Kaffeefakten

Geschichte des laotischen Kaffees

Laotian coffee history
Land der Millionen Kaffeebohnen

Oder besser gesagt, das Land der Elefanten, wie Laos traditionell genannt wird. Kürzlich haben wir einen Überblick über Laos als neuen Hotspot für beeindruckende Kaffeebohnen gegeben. Während Vietnam und Indonesien normalerweise andere Kaffeeanbaugebiete in Südostasien in den Schatten stellen, möchten wir den Fokus auf Laos richten, das ein wahres Paradies für herausragende Kaffeebohnen ist. Dies liegt an der majestätischen Naturlandschaft und den Wundern Laos’, die zur Produktion erstklassiger Bohnen führen. Heute wollen wir jedoch die Ursprünge und die Geschichte des Kaffees in Laos kennenlernen.

Die Einführung der Kaffeepflanzen

Laos geriet in den 1890er Jahren unter französische Herrschaft. Es waren französische Kolonisten, die den Kaffee erstmals nach Laos brachten. Die ersten Kaffeepflanzen wurden 1915 eingeführt und umfassten sowohl Robusta- als auch Arabica-Pflanzen. Die Pflanzen wurden zunächst im Norden Laos’ angebaut, bevor die Kolonisten entdeckten, dass die südlichen Regionen besser geeignet waren.

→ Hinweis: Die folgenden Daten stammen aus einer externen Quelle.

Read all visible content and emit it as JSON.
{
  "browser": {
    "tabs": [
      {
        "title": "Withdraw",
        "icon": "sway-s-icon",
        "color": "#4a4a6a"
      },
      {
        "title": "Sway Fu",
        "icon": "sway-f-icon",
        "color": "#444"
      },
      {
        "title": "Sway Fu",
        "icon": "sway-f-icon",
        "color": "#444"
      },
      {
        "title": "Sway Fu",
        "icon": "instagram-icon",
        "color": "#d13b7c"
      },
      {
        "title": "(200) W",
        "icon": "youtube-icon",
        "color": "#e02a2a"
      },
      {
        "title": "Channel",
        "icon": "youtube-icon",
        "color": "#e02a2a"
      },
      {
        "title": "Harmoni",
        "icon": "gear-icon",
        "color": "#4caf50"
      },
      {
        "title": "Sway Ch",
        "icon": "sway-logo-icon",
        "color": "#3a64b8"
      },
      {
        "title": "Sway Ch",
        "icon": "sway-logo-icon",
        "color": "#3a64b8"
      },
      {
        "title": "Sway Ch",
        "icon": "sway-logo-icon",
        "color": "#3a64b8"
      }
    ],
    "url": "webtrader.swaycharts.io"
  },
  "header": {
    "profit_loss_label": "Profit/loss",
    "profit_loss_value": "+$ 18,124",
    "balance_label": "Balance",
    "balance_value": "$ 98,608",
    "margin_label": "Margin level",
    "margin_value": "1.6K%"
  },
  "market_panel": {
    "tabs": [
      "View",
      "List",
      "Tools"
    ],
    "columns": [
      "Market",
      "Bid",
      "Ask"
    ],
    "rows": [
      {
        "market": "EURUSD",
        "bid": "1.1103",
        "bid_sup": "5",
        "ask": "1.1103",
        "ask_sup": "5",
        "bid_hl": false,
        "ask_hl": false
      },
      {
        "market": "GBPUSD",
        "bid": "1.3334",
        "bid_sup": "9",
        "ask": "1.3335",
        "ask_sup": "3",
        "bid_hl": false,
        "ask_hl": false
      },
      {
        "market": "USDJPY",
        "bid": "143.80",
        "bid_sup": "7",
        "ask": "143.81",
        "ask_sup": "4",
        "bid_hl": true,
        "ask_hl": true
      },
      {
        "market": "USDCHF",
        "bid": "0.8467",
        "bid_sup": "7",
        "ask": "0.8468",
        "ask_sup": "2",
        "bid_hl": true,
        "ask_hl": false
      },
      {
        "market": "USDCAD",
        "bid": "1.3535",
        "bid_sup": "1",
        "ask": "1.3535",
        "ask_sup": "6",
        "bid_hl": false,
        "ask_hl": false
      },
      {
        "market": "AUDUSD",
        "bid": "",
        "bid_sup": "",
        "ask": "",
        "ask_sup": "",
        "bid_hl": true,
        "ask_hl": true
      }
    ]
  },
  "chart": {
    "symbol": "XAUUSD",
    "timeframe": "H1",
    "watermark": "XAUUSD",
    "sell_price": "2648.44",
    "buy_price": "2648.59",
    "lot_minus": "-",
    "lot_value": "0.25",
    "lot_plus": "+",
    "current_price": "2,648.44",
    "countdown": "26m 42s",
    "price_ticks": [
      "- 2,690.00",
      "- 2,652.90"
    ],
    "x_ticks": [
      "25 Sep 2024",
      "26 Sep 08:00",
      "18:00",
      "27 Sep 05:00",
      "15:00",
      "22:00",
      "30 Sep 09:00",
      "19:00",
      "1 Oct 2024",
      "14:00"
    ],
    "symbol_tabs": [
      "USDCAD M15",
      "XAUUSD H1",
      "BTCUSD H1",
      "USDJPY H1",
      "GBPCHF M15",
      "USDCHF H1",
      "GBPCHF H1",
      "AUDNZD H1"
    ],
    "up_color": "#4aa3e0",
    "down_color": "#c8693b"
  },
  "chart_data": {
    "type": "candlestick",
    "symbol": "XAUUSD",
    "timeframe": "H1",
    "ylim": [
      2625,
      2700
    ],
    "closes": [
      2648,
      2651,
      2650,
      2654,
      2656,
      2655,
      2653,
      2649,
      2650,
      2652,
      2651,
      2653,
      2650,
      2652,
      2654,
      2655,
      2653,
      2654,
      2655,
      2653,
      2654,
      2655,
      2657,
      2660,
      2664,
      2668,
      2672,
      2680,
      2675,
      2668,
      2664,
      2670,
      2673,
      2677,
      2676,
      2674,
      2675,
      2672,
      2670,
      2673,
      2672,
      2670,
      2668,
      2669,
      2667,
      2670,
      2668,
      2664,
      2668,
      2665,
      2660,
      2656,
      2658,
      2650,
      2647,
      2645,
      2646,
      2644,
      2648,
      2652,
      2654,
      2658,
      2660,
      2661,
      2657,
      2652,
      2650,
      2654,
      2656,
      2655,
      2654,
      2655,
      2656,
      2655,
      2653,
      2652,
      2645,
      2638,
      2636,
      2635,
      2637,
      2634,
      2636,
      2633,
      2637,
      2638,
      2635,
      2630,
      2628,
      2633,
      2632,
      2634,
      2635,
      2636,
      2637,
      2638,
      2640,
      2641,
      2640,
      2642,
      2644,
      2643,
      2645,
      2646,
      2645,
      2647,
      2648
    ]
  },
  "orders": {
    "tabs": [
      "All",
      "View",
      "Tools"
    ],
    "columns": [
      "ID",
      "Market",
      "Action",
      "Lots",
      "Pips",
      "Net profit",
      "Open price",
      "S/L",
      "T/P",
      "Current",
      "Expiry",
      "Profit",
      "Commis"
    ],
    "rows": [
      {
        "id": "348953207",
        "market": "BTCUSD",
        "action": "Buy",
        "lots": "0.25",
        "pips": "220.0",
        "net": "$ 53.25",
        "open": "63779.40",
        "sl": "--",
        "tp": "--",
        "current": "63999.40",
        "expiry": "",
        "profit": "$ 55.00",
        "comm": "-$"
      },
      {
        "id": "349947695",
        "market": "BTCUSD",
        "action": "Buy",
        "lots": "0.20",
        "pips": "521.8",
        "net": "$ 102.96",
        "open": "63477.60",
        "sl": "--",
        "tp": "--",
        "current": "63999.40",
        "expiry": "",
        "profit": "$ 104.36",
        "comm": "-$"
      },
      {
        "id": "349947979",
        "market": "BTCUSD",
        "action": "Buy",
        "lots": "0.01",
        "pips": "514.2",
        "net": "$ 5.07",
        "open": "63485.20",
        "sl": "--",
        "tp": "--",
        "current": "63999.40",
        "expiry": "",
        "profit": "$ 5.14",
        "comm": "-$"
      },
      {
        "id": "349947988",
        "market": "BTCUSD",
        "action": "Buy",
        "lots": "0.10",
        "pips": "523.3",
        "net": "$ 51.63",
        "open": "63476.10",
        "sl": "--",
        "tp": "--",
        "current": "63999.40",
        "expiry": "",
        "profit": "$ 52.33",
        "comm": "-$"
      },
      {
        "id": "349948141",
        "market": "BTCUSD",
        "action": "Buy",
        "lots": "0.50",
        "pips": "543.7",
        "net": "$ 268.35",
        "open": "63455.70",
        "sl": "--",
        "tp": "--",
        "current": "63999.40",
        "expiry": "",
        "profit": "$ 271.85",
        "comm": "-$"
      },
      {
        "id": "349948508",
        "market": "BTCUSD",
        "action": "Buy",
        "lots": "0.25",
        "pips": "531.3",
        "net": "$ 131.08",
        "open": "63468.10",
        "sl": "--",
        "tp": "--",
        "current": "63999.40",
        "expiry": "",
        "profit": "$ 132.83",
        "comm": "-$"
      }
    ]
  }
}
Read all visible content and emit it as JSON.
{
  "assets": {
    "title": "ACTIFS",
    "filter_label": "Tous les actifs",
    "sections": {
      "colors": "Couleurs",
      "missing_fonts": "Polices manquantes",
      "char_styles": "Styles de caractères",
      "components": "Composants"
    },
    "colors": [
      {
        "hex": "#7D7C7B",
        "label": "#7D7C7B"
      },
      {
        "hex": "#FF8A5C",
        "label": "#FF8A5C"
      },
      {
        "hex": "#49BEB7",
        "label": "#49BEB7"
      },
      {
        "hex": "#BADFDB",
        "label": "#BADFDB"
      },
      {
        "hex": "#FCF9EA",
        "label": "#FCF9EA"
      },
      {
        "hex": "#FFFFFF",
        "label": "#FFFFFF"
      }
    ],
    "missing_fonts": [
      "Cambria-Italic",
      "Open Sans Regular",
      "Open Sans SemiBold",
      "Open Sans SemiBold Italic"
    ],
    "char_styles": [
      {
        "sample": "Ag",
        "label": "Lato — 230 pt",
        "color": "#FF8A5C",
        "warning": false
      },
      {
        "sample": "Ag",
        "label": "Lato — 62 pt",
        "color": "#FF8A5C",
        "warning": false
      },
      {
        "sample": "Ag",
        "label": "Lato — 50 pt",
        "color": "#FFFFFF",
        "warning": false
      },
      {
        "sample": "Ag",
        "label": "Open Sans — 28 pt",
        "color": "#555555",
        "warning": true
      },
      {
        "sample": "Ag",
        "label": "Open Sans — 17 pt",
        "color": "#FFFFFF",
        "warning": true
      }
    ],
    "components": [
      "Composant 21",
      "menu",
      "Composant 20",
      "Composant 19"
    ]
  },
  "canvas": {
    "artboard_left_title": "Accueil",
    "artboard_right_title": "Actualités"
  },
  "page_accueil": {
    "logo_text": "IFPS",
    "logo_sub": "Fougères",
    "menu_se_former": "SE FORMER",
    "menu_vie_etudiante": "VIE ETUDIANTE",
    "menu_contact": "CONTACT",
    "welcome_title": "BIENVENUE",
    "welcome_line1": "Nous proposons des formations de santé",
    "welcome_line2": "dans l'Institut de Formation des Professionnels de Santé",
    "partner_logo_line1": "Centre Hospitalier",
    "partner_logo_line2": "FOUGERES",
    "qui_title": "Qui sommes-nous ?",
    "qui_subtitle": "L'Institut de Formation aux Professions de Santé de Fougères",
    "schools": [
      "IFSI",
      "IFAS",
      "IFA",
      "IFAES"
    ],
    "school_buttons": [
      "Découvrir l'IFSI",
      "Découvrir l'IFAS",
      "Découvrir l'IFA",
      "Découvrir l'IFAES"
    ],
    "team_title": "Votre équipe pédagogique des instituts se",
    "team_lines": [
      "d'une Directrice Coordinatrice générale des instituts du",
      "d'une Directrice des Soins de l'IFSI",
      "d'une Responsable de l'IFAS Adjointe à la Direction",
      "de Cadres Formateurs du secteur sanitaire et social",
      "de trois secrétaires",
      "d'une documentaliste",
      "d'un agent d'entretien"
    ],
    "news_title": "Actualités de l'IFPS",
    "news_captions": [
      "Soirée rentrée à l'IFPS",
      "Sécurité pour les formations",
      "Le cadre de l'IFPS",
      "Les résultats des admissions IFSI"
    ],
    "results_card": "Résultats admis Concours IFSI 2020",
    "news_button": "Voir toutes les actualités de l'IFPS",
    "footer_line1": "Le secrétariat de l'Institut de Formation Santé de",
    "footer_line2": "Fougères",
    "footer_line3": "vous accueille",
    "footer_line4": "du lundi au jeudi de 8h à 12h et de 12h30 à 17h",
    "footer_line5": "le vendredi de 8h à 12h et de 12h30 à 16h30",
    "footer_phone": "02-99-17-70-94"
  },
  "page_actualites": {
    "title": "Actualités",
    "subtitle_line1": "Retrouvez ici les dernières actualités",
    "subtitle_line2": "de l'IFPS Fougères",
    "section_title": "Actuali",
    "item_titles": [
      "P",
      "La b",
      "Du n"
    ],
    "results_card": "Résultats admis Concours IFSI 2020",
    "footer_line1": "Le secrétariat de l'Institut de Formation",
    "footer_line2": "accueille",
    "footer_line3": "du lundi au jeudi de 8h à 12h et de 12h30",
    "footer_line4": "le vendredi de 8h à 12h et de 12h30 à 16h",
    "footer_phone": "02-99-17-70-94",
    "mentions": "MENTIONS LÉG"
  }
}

Kaffeepflanzen wurden als Nutzpflanzen eingeführt, und das Bolaven-Plateau in der südlichen Region Paksong war die Hauptquelle der Kaffeeproduktion. Während der französischen Kolonialherrschaft in Südostasien wurde Kaffee auch in anderen Kolonien eingeführt, vor allem in Vietnam.

Die Kaffeeproduktion setzte sich bis zum Ausbruch des Zweiten Weltkriegs fort, als viele Kaffeebauern und Plantagenbesitzer das Land verließen und das ganze Land unter japanische Kontrolle geriet. Obwohl die japanische Herrschaft am Ende des Krieges endete, brachte der Vietnamkrieg weitere Unruhen und Störungen für die Region und die Kaffeeplantagen in Laos. Das Gebiet um Paksong wurde stark von amerikanischen Flugzeugen bombardiert. Landminen sind dort noch immer verbreitet und machen die Bewegung in Paksong gefährlich. Trotz dieser Herausforderungen kehrten die laotischen Kaffeebauern zurück, um die Region wiederzubeleben. In den letzten etwa 20 Jahren hat sich insbesondere Arabica als Spezialitätenkaffee in Laos etabliert.

Heute ist das Bolaven-Plateau in Paksong weiterhin die wichtigste Region für die Kaffeeproduktion in Laos. Dies liegt daran, dass diese Region die besten Bedingungen für den Kaffeeanbau bietet. Laos ist, wie wir in unserem vorherigen Artikel besprochen haben, ein wahres Paradies für Kaffeepflanzen.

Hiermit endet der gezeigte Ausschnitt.